Just because something is simple doesn’t mean that it’s easy to do. Take, for example, one line from a psalm: “Be still, and know that I am God.” (Psalm 46:10)

This song is filled with remembering all that God has done and is capable of doing, and basically tells us to trust God and to relax. Too much of human life is charged with a kind of desperate energy. We think, if I don’t do this everything is going to fall apart, as if all depends on us. “Be still” implies an invitation and command to stop trying so hard, to stop struggling to make things happen. Or as the wisdom from the East would put it, “Don’t push the river!” (It flows quite well on it’s own.) As long as we are wrestling with what life throws at us, it’s very difficult for God to get our complete attention. And it’s a call not only to cease our ceaseless busyness, but to still all the noise within.

God is not demanding passivity of us. We are responsible to and for whomever and whatever constitutes our days. God asks us to adjust our perspective away from self-focus to God-focus. We can only do this when we stop and quiet ourselves.

Ironically, quieting ourselves takes work. It sounds like it would be effortless, but, the harder we try to make something happen (especially interiorly) the less likely it is to come about. Just to be open, peaceful, free of fears and aware of God’s loving presence requires that we learn to put to the side for a while the myriad concerns and curiosities that normally preoccupy us.

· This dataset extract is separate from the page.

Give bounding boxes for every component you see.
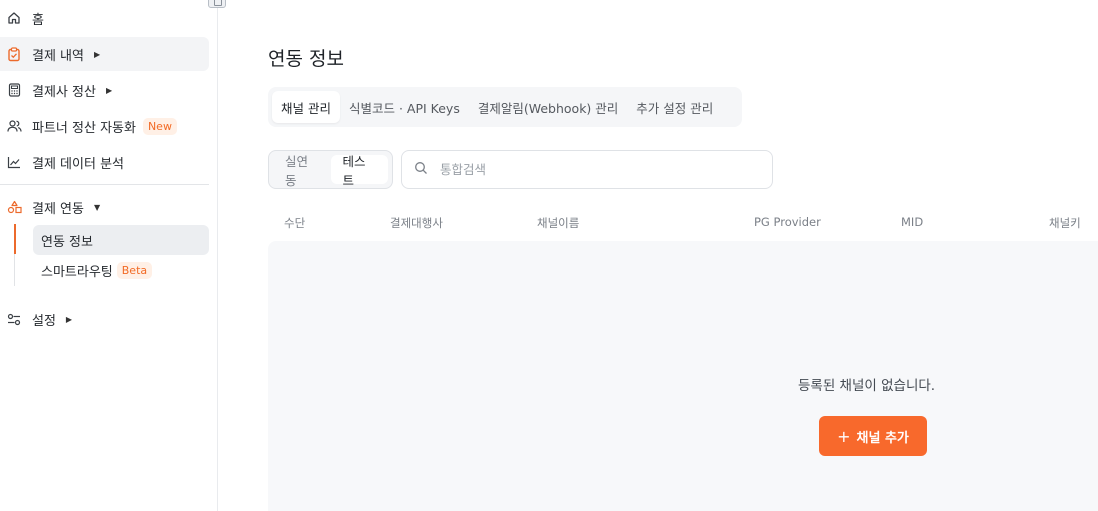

A routine, followed daily, of simply being present in the moment helps immensely.

For a few minutes we make God the center of our attention, remembering all God’s blessings, remembering how absolutely God loves us and that God is with us here and now. We breathe in peace and breathe out any and all disturbing distractions.

It is only when we come to stillness in this way that we can know (in the biblical sense of experience) that God is truly faithful, reliable and deeply caring of all.

“Be still and know that I am God” can become our spiritual path.